The ultimate MUM
Mums multitask; we all know that. But this particular mum, or Modifiable Underwater Mothership (MUM), takes it to a whole new level, writes Stevie Knight.
The financial argument for deploying unmanned, autonomous vessels to carry out routine tasks is well known: it avoids the cost of charting a vessel and crew. But what about taking this idea subsea?
Certainly, an intelligent drone could continue working away, 24/7, 365 days-a-year in the darkness of a seafloor, completely undisturbed by the rough and tumble of the ocean’s surface thousands of metres above.

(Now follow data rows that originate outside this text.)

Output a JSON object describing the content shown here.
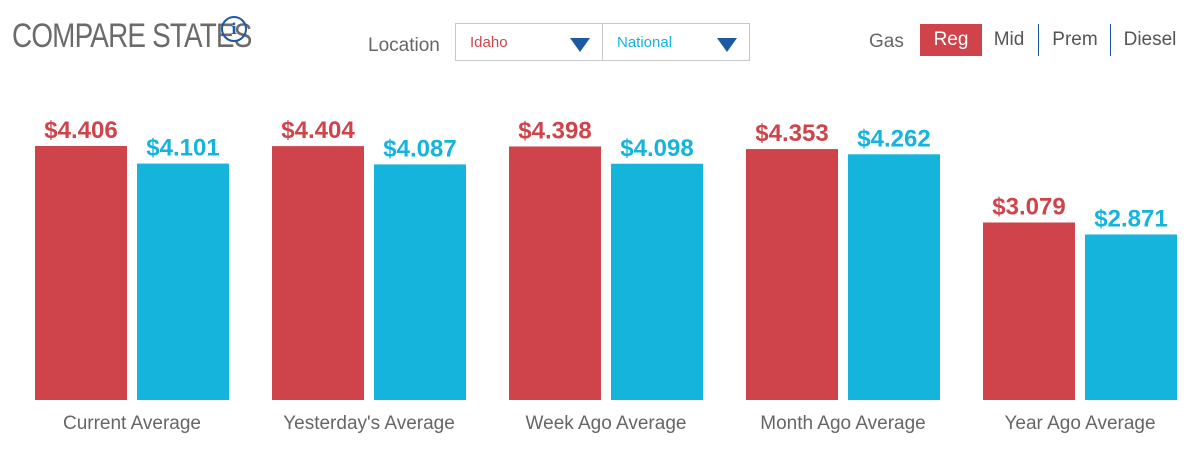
{
  "header": {
    "title": "COMPARE STATES",
    "info_icon": "info-icon",
    "location_label": "Location",
    "state_select": "Idaho",
    "compare_select": "National",
    "gas_label": "Gas",
    "grades": [
      "Reg",
      "Mid",
      "Prem",
      "Diesel"
    ],
    "active_grade": "Reg"
  },
  "colors": {
    "state": "#cf444a",
    "national": "#14b4dc",
    "accent": "#1b5aa2"
  },
  "chart_data": {
    "type": "bar",
    "categories": [
      "Current Average",
      "Yesterday's Average",
      "Week Ago Average",
      "Month Ago Average",
      "Year Ago Average"
    ],
    "series": [
      {
        "name": "Idaho",
        "values": [
          4.406,
          4.404,
          4.398,
          4.353,
          3.079
        ],
        "labels": [
          "$4.406",
          "$4.404",
          "$4.398",
          "$4.353",
          "$3.079"
        ]
      },
      {
        "name": "National",
        "values": [
          4.101,
          4.087,
          4.098,
          4.262,
          2.871
        ],
        "labels": [
          "$4.101",
          "$4.087",
          "$4.098",
          "$4.262",
          "$2.871"
        ]
      }
    ],
    "ylim": [
      0,
      4.406
    ],
    "legend": "none",
    "grid": false
  }
}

However, developing a vessel for a distinct niche may not cut the business case, so five teams are working on a Modifiable Underwater Mothership. This could be reconfigured to meet an almost unlimited range of objectives, able to cross between the oil and gas, renewables, mining, aquaculture and research fields – plus a few more still over the horizon.
“The special thing about this MUM is that the shape is flexible,” says Florin Boeck of Technical University (TU) Berlin: “It actually consists of single units based on 20-foot containers that can be shipped as standard. So while we have basic modules for intelligence, energy provision, diving depth control and propulsion, it will have specifically designed modules for different missions.” This allows for a fast development cycle and adaptation to new, even novel, roles, he adds: third-party kits could be integrated fairly simply.

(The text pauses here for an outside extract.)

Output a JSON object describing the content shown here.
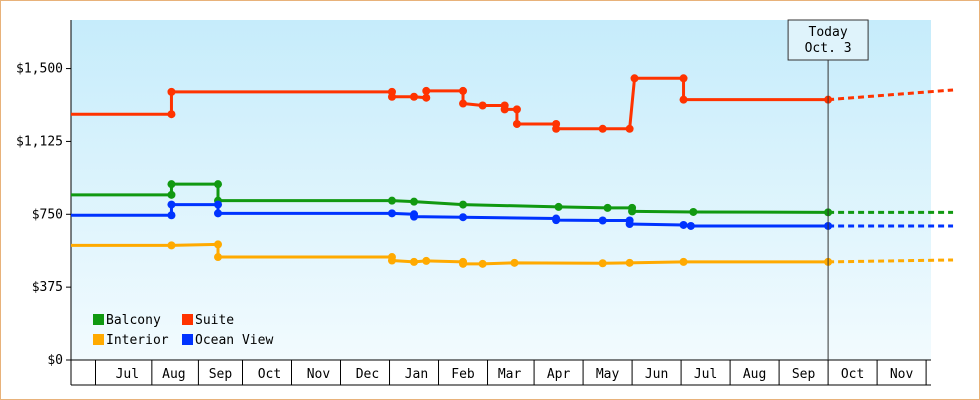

Transformer-like, even its appearance could change dramatically between deployments. Boeck’s colleague Sebastian Ritz explains that for some assignments, “the containers may be configured in a line while for others, they may be in parallel” and explains that as the idea is to assemble and launch this from a convenient harbour, MUM is expected to transit autonomously to site – so a fore and aft section is added to smooth the box shape into something more hydrodynamic.
Most importantly, it will be comfortable even at extreme depths says Boeck. “We are using different technologies for the different modules: some are constructed using systems which have the electronics encased in silicon.” This transports the pressure around the components, which in themselves are manufactured to stand up to 500 bar. “However, for others elements such as the power, we will probably need a pressure resistant housing,” he adds.
Still, additional units will, he reiterated, be tailored for the mission, and less rigorous specifications will likely lower the cost.
The five industry and research partners are tackling different elements:
The TU Berlin team is behind the mission specific design, while Atlas Elektronik, the company developing GuideMUM, taking on guidance and mission planning including system monitoring and collision avoidance. The University of Rostock, working closely with them, is responsible for AutoMUM, and develops fault tolerant control systems. EvoLogics is focusing on NaviMUM, as the project needs to be supported by underwater navigation and telemetry, a novel mobile acoustic network consisting of USBL-drones is designed.
Finally, thyssenkrupp Marine Systems, the project coordinator, is acting as designer and system integrator, along with developing the power element. MUM will be running from a hydrogen fuel cell and battery combination that should yield around 200 kW, allowing it a 6kn transit speed. However, the battery will also help shave some of the peaks as one of its specific tasks is drill sampling; Boeck explains that the standard corer will mean there’s a 130kW hotel draw to take into consideration.
Certainly, the behemoth will be able to carry a substantial weight: “The system is being designed for a payload up to 10 tonnes – that’s enormous compared to a normal AUV,” says Ritz.
This makes it useful for the oil and gas industry “as it can exchange subsea control modules which tend to be several tonnes”, says Boeck.
It could also change the face of seismic acquisition, “as instead of streamers, the large AUV could be used to deploy ocean bottom nodes” he adds. These nodes are a much more accurate method of gathering data, but rarely used till now as it relies on laying out up to 3,000 of them in a precise pattern to pick up the echo of a source sound wave – and then going back to pick them up again.
As the traditional method relies on two or three surface ships plus a couple of ROVs, the argument for replicable, exact and automated placing is hard to beat.